Years later, after Mum died in 2010, I found a Tupperware container of her meatloaf in the freezer. She made it with a special spice mix, which she ground in a heavy stone pestle. It would fill the house, tangy and rich. How many times did she cook it for me? Hundreds, certainly. But there is a number – and it is finite.
Was she happy? Until Immy was born, I thought she was not, and her unhappiness terrified me. But then I remember that she could build things, knock holes in walls without worrying, that she moved forward in a way I have not been able to. And I think that maybe I was wrong, during all those years, and that my mother was fine.
I took that last meal of hers home with me when I had finished cleaning out her house, and put it in my own freezer, and for months I kept it there.
I would open the freezer door and stare at its dark orange crystals through the plastic.

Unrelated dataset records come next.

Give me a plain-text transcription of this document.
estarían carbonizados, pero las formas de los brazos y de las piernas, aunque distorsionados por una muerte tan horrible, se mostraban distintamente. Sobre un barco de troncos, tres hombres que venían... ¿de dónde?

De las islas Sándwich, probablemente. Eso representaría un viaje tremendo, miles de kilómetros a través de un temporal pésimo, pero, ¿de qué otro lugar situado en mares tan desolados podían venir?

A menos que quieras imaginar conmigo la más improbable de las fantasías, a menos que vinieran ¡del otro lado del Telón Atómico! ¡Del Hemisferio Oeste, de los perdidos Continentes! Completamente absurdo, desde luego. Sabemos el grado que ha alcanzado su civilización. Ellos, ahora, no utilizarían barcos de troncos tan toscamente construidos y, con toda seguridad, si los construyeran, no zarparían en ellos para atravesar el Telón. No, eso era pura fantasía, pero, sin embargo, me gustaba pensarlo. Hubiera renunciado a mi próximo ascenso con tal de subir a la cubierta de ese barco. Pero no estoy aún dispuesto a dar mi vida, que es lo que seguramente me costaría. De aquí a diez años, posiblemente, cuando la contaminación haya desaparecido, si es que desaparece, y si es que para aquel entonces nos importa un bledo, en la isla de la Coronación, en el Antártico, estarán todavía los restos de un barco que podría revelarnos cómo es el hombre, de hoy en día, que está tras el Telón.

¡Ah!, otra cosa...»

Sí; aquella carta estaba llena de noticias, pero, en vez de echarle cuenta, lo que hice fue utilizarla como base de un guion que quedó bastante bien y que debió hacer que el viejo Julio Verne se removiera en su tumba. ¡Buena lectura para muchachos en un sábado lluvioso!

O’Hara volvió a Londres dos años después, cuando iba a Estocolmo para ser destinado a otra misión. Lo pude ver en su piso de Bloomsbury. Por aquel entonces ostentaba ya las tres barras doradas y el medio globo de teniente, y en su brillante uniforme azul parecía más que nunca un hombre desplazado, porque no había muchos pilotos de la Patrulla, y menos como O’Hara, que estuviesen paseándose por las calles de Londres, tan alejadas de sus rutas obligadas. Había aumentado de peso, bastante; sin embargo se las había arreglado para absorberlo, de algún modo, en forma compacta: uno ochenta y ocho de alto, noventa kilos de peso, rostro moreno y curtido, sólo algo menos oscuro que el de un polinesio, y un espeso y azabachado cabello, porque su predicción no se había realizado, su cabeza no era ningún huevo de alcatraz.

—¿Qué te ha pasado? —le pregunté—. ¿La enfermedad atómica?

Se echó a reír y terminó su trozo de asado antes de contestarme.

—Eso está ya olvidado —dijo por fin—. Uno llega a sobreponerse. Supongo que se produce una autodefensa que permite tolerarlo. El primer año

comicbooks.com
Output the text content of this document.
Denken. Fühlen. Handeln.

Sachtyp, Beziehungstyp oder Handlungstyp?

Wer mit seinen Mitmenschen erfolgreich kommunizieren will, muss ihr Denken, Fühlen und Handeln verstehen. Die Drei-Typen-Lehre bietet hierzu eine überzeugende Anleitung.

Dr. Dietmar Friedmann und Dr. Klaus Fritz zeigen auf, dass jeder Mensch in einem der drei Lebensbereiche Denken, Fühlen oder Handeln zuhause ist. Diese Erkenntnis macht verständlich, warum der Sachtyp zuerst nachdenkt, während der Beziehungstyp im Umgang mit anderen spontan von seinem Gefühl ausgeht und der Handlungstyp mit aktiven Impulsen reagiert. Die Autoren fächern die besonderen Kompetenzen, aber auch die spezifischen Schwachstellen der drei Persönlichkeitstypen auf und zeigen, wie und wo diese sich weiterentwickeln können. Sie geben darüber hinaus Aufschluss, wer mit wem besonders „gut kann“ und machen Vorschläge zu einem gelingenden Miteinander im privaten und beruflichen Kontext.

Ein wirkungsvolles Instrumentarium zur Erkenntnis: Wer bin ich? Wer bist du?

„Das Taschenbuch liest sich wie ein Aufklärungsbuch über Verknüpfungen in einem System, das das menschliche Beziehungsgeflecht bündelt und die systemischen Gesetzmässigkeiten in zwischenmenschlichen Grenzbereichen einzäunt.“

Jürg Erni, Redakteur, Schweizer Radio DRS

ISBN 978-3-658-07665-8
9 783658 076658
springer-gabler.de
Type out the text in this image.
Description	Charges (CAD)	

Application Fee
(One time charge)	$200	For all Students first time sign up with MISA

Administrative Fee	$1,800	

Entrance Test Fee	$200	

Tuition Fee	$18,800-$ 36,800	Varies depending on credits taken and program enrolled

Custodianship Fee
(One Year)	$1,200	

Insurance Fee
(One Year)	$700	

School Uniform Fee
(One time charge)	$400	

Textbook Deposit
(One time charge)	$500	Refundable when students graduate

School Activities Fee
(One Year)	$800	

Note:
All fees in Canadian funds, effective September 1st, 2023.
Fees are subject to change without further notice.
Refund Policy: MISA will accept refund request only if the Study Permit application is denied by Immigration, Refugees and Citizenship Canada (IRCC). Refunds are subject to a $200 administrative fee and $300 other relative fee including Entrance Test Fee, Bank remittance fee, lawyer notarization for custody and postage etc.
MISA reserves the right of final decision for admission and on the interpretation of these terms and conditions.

I would imagine eating it, the last piece of comfort food in the world. Immy was sixteen when my mother died. I imagined sharing it with Immy, saying: your grandmother cooked you this. I never did, of course. He was too old. It would have grossed him out. I threw it away one night, a year later, scared that it had gone bad, that it would be simply ice, the membranes destroyed.